America’s Dilemma with Iran

<--

Filistin liderinin kendi başkentinde kısa menzilli bir füzeyle katledilmesinin hesabını sormak zorunda İran. Çünkü 45 yıldır kendi halkını “İsrail’e ölüm” sloganıyla susturuyor. Harimine kadar giren düşmana, “halkını tatmin edecek” ve aynı zamanda rakibi olan Arap rejimlerine “gözdağı” olarak da algılanacak şiddette bir cevap veremezse, bu zafiyet molla rejimini yok oluşa götürecektir. Hatta ülkede baskıyla zapt edilen muhalefetin de cesaretini artıracaktır.

Yani İran, “sarsıcı ve beklenmedik bir cevap” vermek zorunda. Bu durumun Filistin mücadelesine destekle ya da İsmail Haniye’nin intikamını almakla hiçbir ilgisi yok. Bugün İran’daki rejim sadece kendi itibarını korumak zorunda. Rejimin muhafazası için Suriye ve Irak’ta milyonların gözyaşına aldırış etmeyen, kendi topraklarında ise en küçük sese tahammül göstermeyen bir yönetim için bu cevabı vermek ise hiç kolay değil. İran’ın açmazı bu.

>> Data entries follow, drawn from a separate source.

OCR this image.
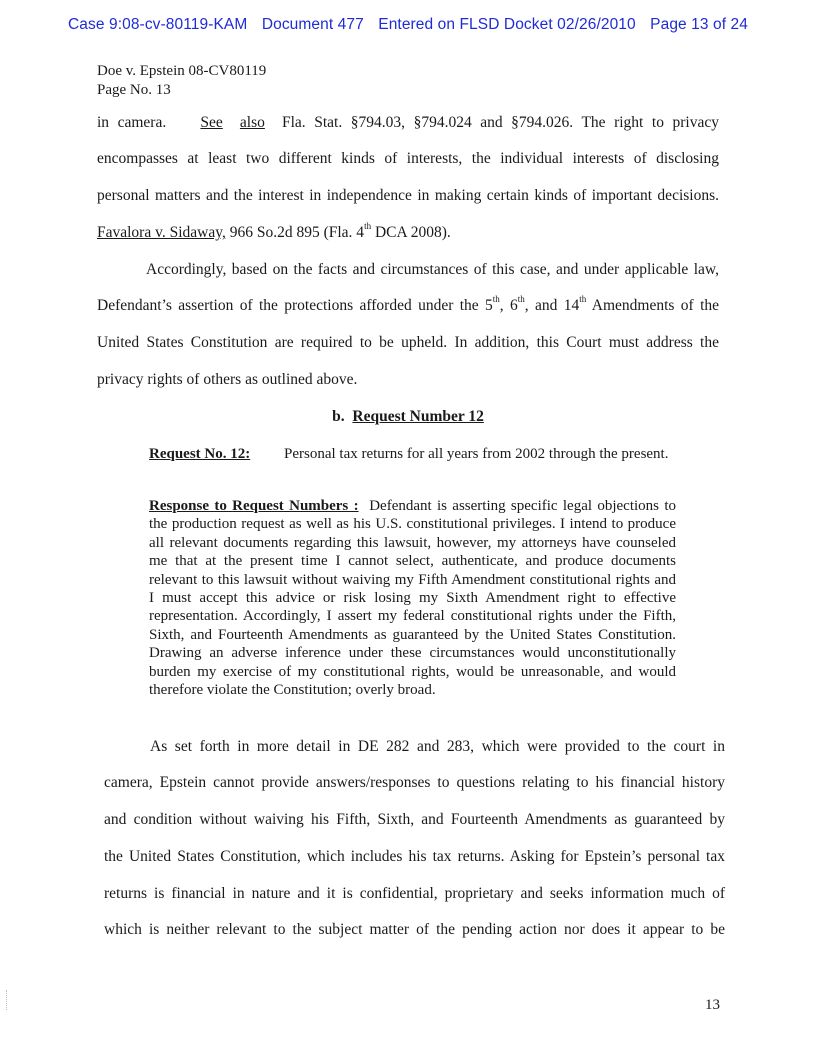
Case 9:08-cv-80119-KAM Document 477 Entered on FLSD Docket 02/26/2010 Page 13 of 24
Doe v. Epstein 08-CV80119
Page No. 13
in camera. See also Fla. Stat. §794.03, §794.024 and §794.026. The right to privacy
encompasses at least two different kinds of interests, the individual interests of disclosing
personal matters and the interest in independence in making certain kinds of important decisions.
Favalora v. Sidaway, 966 So.2d 895 (Fla. 4th DCA 2008).
Accordingly, based on the facts and circumstances of this case, and under applicable law,
Defendant’s assertion of the protections afforded under the 5th, 6th, and 14th Amendments of the
United States Constitution are required to be upheld. In addition, this Court must address the
privacy rights of others as outlined above.
b. Request Number 12
Request No. 12: Personal tax returns for all years from 2002 through the present.
Response to Request Numbers : Defendant is asserting specific legal objections to the production request as well as his U.S. constitutional privileges. I intend to produce all relevant documents regarding this lawsuit, however, my attorneys have counseled me that at the present time I cannot select, authenticate, and produce documents relevant to this lawsuit without waiving my Fifth Amendment constitutional rights and I must accept this advice or risk losing my Sixth Amendment right to effective representation. Accordingly, I assert my federal constitutional rights under the Fifth, Sixth, and Fourteenth Amendments as guaranteed by the United States Constitution. Drawing an adverse inference under these circumstances would unconstitutionally burden my exercise of my constitutional rights, would be unreasonable, and would therefore violate the Constitution; overly broad.
As set forth in more detail in DE 282 and 283, which were provided to the court in
camera, Epstein cannot provide answers/responses to questions relating to his financial history
and condition without waiving his Fifth, Sixth, and Fourteenth Amendments as guaranteed by
the United States Constitution, which includes his tax returns. Asking for Epstein’s personal tax
returns is financial in nature and it is confidential, proprietary and seeks information much of
which is neither relevant to the subject matter of the pending action nor does it appear to be
13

Fakat ABD’nin açmazı daha derin. Çünkü ABD, 1970’lerden bu yana İsrail’in varlığını Ortadoğu’daki Sünni devletler ve hareketlerin tehdit ettiğini düşünerek politika geliştirdi. FKÖ’nün Lübnan’dan çıkartılmasıyla başlayan süreç, İran-Irak Savaşı sırasında İsrail’in İran’a verdiği milyarlarca dolarlık silah desteğiyle yeni bir boyut kazanıyordu. İsrail’in “İran istihbaratının desteğiyle” Irak’ın nükleer tesislerini vurması ise artık ABD’nin bölgede yürüttüğü siyasetin tescillenmesi demekti.

Bu politika, 11 Eylül sonrasında Afganistan’ın işgal edilmesiyle sürecek ve nihayet Irak’ın yok edilmesiyle taçlanacaktı. ABD Yemen’de halkın devrimine karşı darbe yapan Husilere müdahale etmeyerek, Suriye’de Esat rejiminin kimyasal saldırılarına göz yumarak mezhep savaşlarını kışkırtan tarafta yer aldı. Mısır’daki darbeyi destekleyerek İsrail’e batıdan gelecek tehdidi bertaraf ederken, Suriye ve Lübnan’daki karışıklığı arttırarak İsrail’in kuzeyini güvenli hale getireceğini düşünüyordu.

Irak’ın parçalanması ve Suriye’nin bir kan denizine dönmesi İsrail’in elini rahatlattı. Ancak tüm bu ülkelerde İran’ın hâkimiyetinin genişlenmesini sağladı. Tıpkı FKÖ’nün Lübnan’dan kovulması, Hıristiyanların egemenliğini artırmak yerine Hizbullah’ın otoritesini artırdığı gibi.

ABD için çıkmaz sokak burada başlıyor. İran’ın emrinde hareket eden Lübnan ve Suriye’deki Hizbullah, Irak’taki Haşdi Şabi ve Yemen’deki Husileri güçsüz bırakacak her hamle bu ülkelerdeki karşıtlarını güçlendirecek.

ABD, Suriye’de Türkiye’nin desteklediği muhaliflerin, Lübnan’da Sünnilerin ya da Yemen’de İran karşıtı meşru Yemen Devleti’nin güçlenmesini sağlayacak saldırılardan uzak durmak zorunda. Çünkü böylesi bir netice doğuracak her hamle sadece bu ülkeleri etkilemeyecek. Suriye’de muhaliflerin önünü açan, Irak’ta Sünni Arapların siyaset sahnesine dönmesini tetikleyecek hareketlerden Mısır’daki darbe yönetimi ve Ürdün’deki krallık da etkilenecektir. Böylesi bir durum ABD ve İsrail için telafisi mümkün olmayan bir yenilginin kapısını aralar.

İşte bu yüzden ABD’den bir heyetin İran’a gittiği ifade ediliyor. ABD İran’dan, şımarık çocukları İsrail’e çok zarar vermeyecek ve böylece kendilerini de İran’a karşı daha sert karşılık vermek zorunda bıraktırmayacak “göstermelik bir saldırıyla” konuyu geçiştirmesini talep ediyor.

Yakında izleyeceğimiz film işte bundan ibaret.